Cardinal symptom by manifestation of disease: On clinical examination he had a bilateral positive Menell‘s sign without reduced range of motion. Laboratory tests revealed serologic inflammation (CRP 28,5 mg/l, leukocytosis 26,8 gpt/l), a markedly elevated soluble IL-2 receptor of 7417 U/ml, reduction of peripheral CD25+CD127- regulatory T cells and an increase in effector memory CD4+ and CD8+ T cells.
Diagnostics: An MRI of the sacroiliac joints showed small erosions and a bilateral bone marrow edema together with contrast medium uptake indicative of sacroiliitis. Testing for HLA–B27 was negative and no other symptoms typically present in axial spondyloarthritis (SpA) were reported (uveitis, dactylitis, psoriasis, or inflammatory bowel disease).
Therapy: Oral prednisolone 20 mg daily without non-steroidal antiphlogistics (due to concomitant interstitial nephritis) was initiated. Despite treatment, his symptoms did not improve after 2 months.

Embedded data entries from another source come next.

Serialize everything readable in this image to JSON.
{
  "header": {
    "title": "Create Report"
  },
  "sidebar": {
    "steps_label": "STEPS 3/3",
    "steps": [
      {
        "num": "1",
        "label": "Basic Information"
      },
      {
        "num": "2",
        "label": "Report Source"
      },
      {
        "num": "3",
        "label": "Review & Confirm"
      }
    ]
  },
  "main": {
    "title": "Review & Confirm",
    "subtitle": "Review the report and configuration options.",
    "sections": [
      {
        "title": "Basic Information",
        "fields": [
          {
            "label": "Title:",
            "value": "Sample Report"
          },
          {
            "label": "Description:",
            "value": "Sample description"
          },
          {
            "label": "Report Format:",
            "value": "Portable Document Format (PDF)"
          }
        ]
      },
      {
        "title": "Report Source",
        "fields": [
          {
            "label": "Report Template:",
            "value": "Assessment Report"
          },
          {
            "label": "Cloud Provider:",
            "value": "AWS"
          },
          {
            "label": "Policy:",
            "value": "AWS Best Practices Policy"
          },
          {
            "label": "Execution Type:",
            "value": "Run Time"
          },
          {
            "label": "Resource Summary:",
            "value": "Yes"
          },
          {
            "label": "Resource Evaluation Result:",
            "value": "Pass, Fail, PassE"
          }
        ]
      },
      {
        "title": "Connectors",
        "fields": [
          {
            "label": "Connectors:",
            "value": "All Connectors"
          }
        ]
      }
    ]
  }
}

Further course: Therefore, he was treated with 1 mg sirolimus per day, which lead to a complete resolution of lower back pain within 5 weeks. Although occurrence of peripheral arthritis is reported in CTLA-4 insufficiency, sacroiliac manifestations have not been described to date. This case adds to our knowledge of the wide spectrum of autoimmune manifestations in CTLA-4 insufficiency and may shed some light on the role of regulatory T cells in sacroiliitis development.
Disclosures: None. Authors Lukas Bossaller and Almut Meyer-Bahlburg contributed equally to the abstract.